Common bacteria or viruses that can cause meningitis can spread through coughing, sneezing, kissing, or sharing eating utensils, a toothbrush or a cigarette.These steps can help prevent meningitis:
1,Wash your hands. Careful hand-washing helps prevent the spread of germs. Teach children to wash their hands often, especially before eating and after using the toilet, spending time in a crowded public place or petting animals. Show them how to vigorously and thoroughly wash and rinse their hands.
2,Practice good hygiene. Don’t share drinks, foods, straws, eating utensils, lip balms or toothbrushes with anyone else. Teach children and teens to avoid sharing these items too.
3,Stay healthy. Maintain your immune system by getting enough rest, exercising regularly, and eating a healthy diet with plenty of fresh fruits, vegetables and whole grains.
4,Cover your mouth. When you need to cough or sneeze, be sure to cover your mouth and nose.

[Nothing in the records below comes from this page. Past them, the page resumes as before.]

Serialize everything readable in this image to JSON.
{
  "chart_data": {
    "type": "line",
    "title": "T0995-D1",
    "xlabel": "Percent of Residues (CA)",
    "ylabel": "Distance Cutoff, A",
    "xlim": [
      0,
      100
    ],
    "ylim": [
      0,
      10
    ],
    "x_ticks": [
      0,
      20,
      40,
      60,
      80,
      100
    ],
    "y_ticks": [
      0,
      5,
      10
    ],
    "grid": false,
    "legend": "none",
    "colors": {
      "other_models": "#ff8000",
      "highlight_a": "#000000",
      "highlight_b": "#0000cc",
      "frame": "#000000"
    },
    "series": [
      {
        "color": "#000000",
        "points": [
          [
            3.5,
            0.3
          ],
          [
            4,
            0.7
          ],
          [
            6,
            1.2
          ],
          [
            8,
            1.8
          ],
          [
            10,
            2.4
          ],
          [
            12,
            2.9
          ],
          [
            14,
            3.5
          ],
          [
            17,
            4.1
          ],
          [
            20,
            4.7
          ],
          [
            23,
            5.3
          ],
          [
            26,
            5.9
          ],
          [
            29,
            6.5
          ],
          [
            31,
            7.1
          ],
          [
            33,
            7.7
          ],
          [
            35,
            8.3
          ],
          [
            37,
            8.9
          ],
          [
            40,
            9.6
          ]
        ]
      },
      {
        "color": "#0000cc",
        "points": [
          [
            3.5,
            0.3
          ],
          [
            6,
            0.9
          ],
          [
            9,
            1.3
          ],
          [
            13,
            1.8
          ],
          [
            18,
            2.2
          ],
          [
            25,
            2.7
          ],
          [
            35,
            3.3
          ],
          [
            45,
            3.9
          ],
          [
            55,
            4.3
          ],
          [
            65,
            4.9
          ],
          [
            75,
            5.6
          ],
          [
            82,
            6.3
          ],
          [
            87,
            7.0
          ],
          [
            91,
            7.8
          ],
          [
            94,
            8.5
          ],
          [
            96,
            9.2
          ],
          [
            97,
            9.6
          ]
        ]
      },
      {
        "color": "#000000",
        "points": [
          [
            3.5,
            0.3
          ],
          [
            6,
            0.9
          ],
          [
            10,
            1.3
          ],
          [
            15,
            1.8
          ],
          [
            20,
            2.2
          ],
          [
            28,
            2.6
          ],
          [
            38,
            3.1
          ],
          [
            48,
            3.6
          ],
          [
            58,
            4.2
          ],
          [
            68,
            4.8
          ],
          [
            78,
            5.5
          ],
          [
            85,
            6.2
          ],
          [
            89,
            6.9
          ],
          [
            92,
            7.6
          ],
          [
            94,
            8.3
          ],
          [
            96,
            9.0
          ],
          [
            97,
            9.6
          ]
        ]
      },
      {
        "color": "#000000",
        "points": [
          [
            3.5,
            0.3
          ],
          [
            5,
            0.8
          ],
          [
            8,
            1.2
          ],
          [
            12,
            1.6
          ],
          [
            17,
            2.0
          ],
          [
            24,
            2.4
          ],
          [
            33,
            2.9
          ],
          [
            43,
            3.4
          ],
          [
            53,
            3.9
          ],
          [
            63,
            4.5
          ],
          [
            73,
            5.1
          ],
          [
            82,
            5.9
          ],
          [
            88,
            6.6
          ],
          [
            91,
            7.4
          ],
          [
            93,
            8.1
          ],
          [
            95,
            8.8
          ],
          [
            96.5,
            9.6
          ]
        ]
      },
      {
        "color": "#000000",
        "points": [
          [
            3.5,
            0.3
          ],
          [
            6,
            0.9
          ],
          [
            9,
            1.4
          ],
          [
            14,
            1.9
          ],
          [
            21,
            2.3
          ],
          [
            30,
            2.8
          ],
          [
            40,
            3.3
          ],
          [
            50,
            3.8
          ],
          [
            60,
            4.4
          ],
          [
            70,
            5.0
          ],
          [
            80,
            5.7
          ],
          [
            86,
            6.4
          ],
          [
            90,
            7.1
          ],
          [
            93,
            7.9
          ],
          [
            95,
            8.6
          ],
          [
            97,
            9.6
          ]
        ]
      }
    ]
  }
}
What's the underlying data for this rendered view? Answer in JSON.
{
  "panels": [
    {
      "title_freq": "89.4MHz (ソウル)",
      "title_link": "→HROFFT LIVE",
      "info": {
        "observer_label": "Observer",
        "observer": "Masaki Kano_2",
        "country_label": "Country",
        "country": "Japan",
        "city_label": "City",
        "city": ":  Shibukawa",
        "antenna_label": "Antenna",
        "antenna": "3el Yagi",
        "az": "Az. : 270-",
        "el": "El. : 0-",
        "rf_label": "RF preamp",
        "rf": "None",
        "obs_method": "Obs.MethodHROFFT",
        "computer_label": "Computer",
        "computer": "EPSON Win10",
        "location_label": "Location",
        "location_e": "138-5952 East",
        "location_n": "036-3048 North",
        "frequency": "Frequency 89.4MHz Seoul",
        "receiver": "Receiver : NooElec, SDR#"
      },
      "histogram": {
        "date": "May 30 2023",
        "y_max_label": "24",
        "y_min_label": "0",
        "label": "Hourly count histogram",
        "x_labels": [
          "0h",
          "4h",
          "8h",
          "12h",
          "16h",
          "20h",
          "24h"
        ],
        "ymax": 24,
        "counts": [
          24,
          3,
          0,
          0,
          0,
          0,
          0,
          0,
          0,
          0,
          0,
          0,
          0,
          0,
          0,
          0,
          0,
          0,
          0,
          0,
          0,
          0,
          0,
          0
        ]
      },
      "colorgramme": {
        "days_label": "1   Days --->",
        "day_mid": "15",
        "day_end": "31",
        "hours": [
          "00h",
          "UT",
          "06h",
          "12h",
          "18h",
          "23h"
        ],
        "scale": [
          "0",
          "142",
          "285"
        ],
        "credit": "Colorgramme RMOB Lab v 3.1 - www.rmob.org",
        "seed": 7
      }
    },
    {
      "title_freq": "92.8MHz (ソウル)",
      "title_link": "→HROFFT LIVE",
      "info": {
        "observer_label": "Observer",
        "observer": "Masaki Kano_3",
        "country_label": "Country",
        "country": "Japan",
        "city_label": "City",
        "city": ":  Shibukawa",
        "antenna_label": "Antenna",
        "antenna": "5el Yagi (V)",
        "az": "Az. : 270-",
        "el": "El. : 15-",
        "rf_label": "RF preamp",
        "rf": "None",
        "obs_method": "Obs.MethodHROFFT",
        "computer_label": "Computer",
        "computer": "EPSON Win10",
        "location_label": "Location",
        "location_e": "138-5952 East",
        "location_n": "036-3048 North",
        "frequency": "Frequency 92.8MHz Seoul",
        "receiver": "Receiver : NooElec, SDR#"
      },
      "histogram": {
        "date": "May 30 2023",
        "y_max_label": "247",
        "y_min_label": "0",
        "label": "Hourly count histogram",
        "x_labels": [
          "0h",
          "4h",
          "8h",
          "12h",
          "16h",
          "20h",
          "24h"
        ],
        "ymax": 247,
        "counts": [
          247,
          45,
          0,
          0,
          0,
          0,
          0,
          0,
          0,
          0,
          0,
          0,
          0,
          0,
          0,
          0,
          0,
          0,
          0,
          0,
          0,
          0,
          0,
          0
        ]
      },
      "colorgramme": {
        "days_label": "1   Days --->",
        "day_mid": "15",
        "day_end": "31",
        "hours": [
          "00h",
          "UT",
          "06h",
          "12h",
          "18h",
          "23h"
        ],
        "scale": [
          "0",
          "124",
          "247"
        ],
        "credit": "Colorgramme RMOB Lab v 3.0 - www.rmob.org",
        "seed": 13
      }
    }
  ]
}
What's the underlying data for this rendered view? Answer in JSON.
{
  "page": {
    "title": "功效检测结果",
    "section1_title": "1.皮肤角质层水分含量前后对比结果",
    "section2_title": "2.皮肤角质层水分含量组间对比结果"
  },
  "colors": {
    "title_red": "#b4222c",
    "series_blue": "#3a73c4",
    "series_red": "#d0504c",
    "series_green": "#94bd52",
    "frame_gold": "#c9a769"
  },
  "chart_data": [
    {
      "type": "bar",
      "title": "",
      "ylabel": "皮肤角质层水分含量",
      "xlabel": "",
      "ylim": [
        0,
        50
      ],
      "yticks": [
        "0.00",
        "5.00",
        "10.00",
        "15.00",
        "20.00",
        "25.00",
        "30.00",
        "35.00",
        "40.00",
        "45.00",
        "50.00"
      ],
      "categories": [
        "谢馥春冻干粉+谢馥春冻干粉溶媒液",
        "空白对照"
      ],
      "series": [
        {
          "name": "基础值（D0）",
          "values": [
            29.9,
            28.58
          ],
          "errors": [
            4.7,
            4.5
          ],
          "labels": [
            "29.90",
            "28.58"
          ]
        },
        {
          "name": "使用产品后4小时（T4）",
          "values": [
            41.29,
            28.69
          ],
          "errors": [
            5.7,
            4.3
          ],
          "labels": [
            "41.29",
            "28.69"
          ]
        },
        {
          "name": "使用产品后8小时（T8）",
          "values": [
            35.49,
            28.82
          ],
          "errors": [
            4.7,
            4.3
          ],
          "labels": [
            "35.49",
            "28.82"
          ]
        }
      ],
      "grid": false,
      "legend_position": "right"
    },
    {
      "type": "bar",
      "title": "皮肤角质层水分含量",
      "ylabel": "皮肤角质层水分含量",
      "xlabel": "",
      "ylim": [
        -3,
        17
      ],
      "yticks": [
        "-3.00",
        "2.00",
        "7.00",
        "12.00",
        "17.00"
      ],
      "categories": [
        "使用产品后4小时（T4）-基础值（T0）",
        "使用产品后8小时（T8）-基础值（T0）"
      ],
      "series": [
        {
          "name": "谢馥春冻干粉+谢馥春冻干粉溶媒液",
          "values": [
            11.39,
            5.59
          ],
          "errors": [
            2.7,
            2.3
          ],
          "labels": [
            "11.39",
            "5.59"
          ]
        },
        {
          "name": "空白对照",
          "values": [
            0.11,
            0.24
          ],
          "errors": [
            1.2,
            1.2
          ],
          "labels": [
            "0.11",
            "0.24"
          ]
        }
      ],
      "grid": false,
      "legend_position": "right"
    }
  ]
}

If you’re pregnant, take care with food. Reduce your risk of listeriosis by cooking meat, including hot dogs and deli meat, to 165 F (74 C). Avoid cheeses made from unpasteurized milk. Choose cheeses that are clearly labeled as being made with pasteurized milk.
Some forms of bacterial meningitis are preventable with the following vaccinations:
1,Haemophilus influenzae type b (Hib) vaccine. The World Health Organization (WHO) and the Centers for Disease Control and Prevention (CDC) recommend this vaccine for children starting at about 2 months of age. The vaccine is also recommended for some adults, including those who have sickle cell disease or AIDS and those who don’t have a spleen.
2,Pneumococcal conjugate vaccine (PCV13). This vaccine also is part of the WHO and CDC recommended routine vaccination schedule for children younger than 2 years. Additional doses are recommended for children between the ages of 2 and 5 who are at high risk of pneumococcal disease, including children who have chronic heart or lung disease or cancer.
3,Pneumococcal polysaccharide vaccine (PPSV23). Older children and adults who need protection from pneumococcal bacteria may receive this vaccine. The CDC recommends the PPSV23 vaccine for all adults older than 65; for younger adults and children age 2 and older who have weak immune systems or chronic illnesses such as heart disease, diabetes or sickle cell anemia; and for anyone who doesn’t have a spleen.
4,Meningococcal conjugate vaccine. The CDC recommends that a single dose be given to children ages 11 to 12, with a booster shot given at age 16. If the vaccine is first given between ages 13 and 15, the booster is recommended between ages 16 and 18. If the first shot is given at age 16 or older, no booster is necessary.
This vaccine can also be given to children between the ages of 2 months and 10 years who are at high risk of bacterial meningitis or who have been exposed to someone with the disease. It’s also used to vaccinate healthy but previously unvaccinated people who have been exposed in outbreaks.